Edit: should've read the post before commenting. Looks like they are in fact using LLVM's PTX backend (ie generating cuda kernels from scratch). Kudos to them

N1H1L · on July 28, 2021

From what I got from reading the docs and the blog post, was that this is a competitor to torch.jit and numba.cuda.jit - write faster Pythonic GPGPU kernels without sacrificing speed.

fzimmermann89 · on July 28, 2021

So the code looks (apart from pointers) similiar to numba which feels much closer to numpy/pytorch high level code. Are there huge advantages in the triton model compared to numba that I don't see? Or is there a big performance gap? For me numba was always the easiest way to get some new idea running on cuda, and most of the time it was fast enough..

Did anybody find performance comparison between numba and triton?

sanxiyn · on July 29, 2021

Unlike Numba, Triton operators operate on blocks with explicit load and store of blocks. This is what enables analysis to automate coalescing, shared memory management, etc.

I guess Triton is not for you if Numba is fast enough.

notthedroids · on July 28, 2021

Does Triton support automatic differentiation? I don't see that feature in a quick poke through the docs.

If it does compile to LLVM, I suppose it can use Enzyme https://enzyme.mit.edu/

bmh · on July 29, 2021

This sits BELOW the automatic differentiation layer.

xmaayy · on July 28, 2021

I wonder if this can be used for graphics programming. Shaders are notoriously hard to write correctly and this seems like it might provide an easier gateway than OpenGLSL

ipsum2 · on July 28, 2021

Taichi is a similar project focused on graphics: https://taichi.graphics/

voldacar · on July 29, 2021

If python had proper macros/easy AST processing you wouldn't need to make this a separate language. still cool

giacaglia · on July 28, 2021

OpenAI keeps innovating. Amazing to see the speed of execution of the team

ipsum2 · on July 28, 2021

This guy developed Triton for his PhD thesis, and OpenAI hired him to continue working on it. Doesn't really seem fair to give all the innovation credit to OpenAI.

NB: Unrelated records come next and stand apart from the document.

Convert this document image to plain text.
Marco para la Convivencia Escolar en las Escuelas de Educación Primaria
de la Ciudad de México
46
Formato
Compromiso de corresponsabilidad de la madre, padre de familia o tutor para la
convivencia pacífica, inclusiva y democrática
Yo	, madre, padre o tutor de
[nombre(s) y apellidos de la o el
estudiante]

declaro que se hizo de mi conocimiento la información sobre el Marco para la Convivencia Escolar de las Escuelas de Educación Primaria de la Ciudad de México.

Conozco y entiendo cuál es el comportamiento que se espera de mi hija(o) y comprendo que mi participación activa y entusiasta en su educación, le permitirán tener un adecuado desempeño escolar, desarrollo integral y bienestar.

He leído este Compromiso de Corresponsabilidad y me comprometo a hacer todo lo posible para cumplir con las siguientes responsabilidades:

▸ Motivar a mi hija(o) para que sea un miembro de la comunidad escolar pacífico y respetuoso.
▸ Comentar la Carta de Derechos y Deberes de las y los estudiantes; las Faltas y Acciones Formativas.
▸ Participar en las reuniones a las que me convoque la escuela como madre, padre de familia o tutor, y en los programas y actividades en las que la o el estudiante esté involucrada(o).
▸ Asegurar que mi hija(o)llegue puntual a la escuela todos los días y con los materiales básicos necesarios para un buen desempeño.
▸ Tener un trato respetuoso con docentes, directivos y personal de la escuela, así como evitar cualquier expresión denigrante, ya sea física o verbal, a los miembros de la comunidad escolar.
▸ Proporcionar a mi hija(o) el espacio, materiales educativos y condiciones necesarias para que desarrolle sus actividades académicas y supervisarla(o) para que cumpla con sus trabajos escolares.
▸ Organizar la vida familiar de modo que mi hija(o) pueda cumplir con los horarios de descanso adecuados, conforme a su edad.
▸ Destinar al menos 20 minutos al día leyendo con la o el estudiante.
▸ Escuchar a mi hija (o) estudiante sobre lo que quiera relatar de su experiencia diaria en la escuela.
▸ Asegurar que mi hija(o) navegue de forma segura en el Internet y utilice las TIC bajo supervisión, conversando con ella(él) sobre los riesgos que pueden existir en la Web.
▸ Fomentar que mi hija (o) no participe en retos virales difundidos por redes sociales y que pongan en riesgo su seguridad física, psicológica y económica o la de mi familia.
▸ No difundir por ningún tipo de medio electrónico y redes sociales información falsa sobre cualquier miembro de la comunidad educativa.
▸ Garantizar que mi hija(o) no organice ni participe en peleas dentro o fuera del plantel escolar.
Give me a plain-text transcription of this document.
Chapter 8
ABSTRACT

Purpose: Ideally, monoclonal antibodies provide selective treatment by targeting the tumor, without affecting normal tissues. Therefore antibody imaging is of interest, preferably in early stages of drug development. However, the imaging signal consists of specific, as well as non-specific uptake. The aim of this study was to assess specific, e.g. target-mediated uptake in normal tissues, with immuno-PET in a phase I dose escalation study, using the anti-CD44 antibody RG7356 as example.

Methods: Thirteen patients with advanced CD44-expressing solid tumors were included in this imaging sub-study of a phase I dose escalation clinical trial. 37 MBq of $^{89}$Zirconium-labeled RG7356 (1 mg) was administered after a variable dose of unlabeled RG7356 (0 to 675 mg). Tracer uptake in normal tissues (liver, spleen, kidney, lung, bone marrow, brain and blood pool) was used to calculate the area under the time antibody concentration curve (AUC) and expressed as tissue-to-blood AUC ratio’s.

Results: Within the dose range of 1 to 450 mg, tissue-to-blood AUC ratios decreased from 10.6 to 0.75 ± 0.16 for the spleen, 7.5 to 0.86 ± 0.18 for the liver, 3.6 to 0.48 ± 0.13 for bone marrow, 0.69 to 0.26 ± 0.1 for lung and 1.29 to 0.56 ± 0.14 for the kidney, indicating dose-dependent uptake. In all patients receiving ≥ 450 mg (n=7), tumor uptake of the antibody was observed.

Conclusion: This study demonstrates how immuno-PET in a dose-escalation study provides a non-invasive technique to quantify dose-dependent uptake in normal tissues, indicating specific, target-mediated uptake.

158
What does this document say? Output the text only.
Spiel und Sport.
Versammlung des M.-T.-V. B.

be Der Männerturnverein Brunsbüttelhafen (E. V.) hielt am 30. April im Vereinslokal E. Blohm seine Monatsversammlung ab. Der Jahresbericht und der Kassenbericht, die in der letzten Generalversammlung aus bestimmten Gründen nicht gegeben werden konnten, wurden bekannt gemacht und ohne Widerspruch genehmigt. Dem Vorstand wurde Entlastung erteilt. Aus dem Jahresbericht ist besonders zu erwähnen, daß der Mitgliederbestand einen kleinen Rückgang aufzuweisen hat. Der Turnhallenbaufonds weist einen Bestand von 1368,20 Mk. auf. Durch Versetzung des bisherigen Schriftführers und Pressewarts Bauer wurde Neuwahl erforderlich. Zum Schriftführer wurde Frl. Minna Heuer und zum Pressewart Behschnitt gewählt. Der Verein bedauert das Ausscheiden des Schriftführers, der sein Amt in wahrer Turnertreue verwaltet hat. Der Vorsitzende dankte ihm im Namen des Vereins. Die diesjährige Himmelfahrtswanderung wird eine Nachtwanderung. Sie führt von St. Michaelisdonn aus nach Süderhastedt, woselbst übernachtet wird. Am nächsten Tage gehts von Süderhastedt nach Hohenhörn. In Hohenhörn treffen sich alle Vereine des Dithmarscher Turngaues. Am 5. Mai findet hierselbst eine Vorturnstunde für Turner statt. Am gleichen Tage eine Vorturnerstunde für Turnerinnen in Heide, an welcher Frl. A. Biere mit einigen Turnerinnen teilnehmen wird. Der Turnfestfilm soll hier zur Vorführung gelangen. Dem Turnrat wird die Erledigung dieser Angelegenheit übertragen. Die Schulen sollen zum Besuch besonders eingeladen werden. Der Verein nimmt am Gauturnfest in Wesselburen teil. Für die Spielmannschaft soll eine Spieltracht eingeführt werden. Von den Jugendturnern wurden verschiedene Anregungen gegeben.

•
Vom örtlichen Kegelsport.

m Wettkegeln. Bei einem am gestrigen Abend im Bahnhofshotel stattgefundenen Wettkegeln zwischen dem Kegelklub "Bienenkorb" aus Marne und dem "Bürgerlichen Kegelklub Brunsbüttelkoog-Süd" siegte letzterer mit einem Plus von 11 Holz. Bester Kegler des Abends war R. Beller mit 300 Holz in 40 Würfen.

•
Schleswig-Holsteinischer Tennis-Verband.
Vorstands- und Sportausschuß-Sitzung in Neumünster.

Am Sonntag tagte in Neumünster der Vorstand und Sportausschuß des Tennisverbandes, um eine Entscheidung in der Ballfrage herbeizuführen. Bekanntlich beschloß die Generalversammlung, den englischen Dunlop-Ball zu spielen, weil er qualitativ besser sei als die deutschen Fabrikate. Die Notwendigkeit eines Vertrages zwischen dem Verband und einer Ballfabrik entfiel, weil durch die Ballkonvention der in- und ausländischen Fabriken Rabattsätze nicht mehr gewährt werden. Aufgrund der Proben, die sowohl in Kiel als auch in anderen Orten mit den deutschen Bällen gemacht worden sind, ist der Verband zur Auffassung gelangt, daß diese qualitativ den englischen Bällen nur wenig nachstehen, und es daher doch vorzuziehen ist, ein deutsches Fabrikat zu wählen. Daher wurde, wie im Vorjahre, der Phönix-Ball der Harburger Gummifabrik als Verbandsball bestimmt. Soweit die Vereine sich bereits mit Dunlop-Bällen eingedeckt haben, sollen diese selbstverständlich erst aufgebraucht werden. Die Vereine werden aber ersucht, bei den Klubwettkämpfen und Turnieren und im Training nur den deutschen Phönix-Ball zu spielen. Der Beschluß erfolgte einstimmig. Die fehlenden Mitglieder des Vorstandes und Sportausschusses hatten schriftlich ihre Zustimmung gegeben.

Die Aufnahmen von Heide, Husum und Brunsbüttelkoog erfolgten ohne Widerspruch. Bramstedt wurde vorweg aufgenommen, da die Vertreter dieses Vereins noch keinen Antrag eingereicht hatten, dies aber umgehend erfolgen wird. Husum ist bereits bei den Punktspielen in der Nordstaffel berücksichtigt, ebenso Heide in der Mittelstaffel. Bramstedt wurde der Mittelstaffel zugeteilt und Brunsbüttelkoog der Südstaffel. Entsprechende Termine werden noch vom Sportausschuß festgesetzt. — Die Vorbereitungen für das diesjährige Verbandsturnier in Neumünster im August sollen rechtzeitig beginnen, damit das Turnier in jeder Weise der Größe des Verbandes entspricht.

See: https://www.reddit.com/r/MachineLearning/comments/otdpkx/n_i...

shmerl · on July 28, 2021

This seems to be tied to CUDA? Why not build it on top of portable GPU programming base?

einpoklum · on July 28, 2021

This sounds like basically hand-holding for Python programmers to write simple NN-operations. I'm sure it's convenient and useful, but it's still glorified glue code.

bmh · on July 29, 2021

No, this is a DSL that allows people who normally write CUDA, to do so with less lines of code, and end up with a faster kernel. By embedding it inside Python you don't need to write your own lexer/parser.

blt · on July 28, 2021

This is kind of the opposite of glue code.